# Sagemaker Jupyter Notebook Integration with Snowflake via EMR Spark

---
This Notebook shows how to integrate Sagemaker and Snowflake so you can store data in Snowflake and import it into a Jupyter Notebook via the [Spark connector](https://docs.snowflake.net/manuals/user-guide/spark-connector.html). In this particular case, Spark is running on an EMR cluster. The Jupyter Notebook runs a PySpark kernel . To connect to snowflake we need to install the Snowflake Spark Connector on the EMR cluster. 

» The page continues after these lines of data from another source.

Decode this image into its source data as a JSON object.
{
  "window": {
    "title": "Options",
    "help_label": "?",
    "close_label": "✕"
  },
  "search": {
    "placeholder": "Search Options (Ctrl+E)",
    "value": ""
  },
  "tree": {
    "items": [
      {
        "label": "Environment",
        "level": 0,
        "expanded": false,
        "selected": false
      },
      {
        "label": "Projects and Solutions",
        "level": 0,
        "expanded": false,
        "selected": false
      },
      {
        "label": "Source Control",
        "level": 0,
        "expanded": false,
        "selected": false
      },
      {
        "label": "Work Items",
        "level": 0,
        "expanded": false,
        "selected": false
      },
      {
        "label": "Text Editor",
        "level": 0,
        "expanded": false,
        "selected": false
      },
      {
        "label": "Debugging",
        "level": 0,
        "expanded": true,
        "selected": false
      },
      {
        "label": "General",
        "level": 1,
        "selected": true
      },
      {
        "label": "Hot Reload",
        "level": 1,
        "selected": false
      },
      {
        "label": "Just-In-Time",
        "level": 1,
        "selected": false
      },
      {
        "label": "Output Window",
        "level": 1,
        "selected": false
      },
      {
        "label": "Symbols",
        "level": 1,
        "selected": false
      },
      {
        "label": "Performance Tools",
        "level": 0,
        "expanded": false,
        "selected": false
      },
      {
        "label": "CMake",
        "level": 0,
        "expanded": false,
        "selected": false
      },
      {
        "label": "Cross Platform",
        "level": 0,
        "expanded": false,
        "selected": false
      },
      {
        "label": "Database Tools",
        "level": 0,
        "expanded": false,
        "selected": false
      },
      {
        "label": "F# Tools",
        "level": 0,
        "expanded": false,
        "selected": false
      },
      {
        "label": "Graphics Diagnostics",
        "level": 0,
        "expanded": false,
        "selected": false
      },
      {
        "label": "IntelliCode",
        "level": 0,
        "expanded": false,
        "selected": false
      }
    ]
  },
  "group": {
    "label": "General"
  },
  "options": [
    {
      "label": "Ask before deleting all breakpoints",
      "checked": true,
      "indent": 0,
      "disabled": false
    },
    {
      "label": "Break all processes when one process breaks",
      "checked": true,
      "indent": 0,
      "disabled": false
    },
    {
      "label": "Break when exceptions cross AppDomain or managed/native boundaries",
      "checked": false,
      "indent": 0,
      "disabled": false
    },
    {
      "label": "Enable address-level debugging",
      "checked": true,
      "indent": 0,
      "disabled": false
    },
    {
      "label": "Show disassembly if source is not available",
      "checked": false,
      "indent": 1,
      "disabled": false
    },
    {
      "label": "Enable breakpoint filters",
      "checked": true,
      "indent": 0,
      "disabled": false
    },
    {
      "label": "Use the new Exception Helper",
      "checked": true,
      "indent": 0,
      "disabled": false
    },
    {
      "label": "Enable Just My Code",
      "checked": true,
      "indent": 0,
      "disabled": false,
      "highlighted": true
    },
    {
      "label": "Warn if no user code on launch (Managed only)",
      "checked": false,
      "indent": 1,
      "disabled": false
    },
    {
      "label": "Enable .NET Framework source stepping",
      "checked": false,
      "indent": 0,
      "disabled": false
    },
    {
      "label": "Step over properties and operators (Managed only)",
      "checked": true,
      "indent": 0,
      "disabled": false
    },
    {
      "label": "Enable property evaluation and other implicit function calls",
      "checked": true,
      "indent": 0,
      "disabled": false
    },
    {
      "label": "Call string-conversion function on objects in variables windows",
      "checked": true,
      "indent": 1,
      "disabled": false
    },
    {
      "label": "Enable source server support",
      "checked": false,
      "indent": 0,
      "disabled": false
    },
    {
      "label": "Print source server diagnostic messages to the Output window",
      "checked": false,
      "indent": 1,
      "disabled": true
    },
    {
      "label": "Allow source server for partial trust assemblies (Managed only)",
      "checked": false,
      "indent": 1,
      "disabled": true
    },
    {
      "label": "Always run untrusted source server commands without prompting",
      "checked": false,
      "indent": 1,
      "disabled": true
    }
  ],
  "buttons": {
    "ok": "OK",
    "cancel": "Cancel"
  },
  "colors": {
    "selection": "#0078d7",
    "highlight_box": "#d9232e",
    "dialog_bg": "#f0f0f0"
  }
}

The easiest way to get started is to configure the Sagemaker environment and the EMR environment in the same VPC.

Building an EMR cluster that can be used with Sagemaker requires a couple of customizations. At a minimum you will need to make changes in the following sections

1. Advanced Options
 * Use the Advanced options link to configure all necessary options
1. Software and Steps
 * Pick Hadoop, and Spark 
 * Optionally Zeppelin and Ganglia
1. Hardware
 * Validate the VPC (Network). The Sagemaker host needs to be created in the same VPC. 
 * Optionally you can change the instance types and whether or not to use spot pricing.
1. General Cluster Settings
 * Set the Cluster name
 * Keep Logging to troubleshoot problems
 * Pick the Bootstrap Action. [see below](#Bootstrap)
1. Security
 * Pick an EC2 key pair (create you don't have one yet). Without the key pair you won't be able to access the master node via ssh to finalize the setup
 * Create and additional security group to enable access via SSH and Livy [see below](#Additional-Security-Groups) 
 
 
## Bootstrap

Sagemaker and Snowflake require additional JAR files to be deployed to both, the EMR master and EMR worker nodes. The easiest way to deploy these libraries is via a bootstrap script. The bootstrap script must be stored in an S3 bucket

## Additional Security Groups

Sagemaker is using the livy API (hosted on the EMR cluster) to access Spark resources. By default, access to the livy API is disable. Best practice is to create a new security group assigned to the EMR cluster which allows inbound traffic on port 8998 coming from the security group assigned to the Sagemaker host. For this to work, the Sagemaker host has to run in a VPC. 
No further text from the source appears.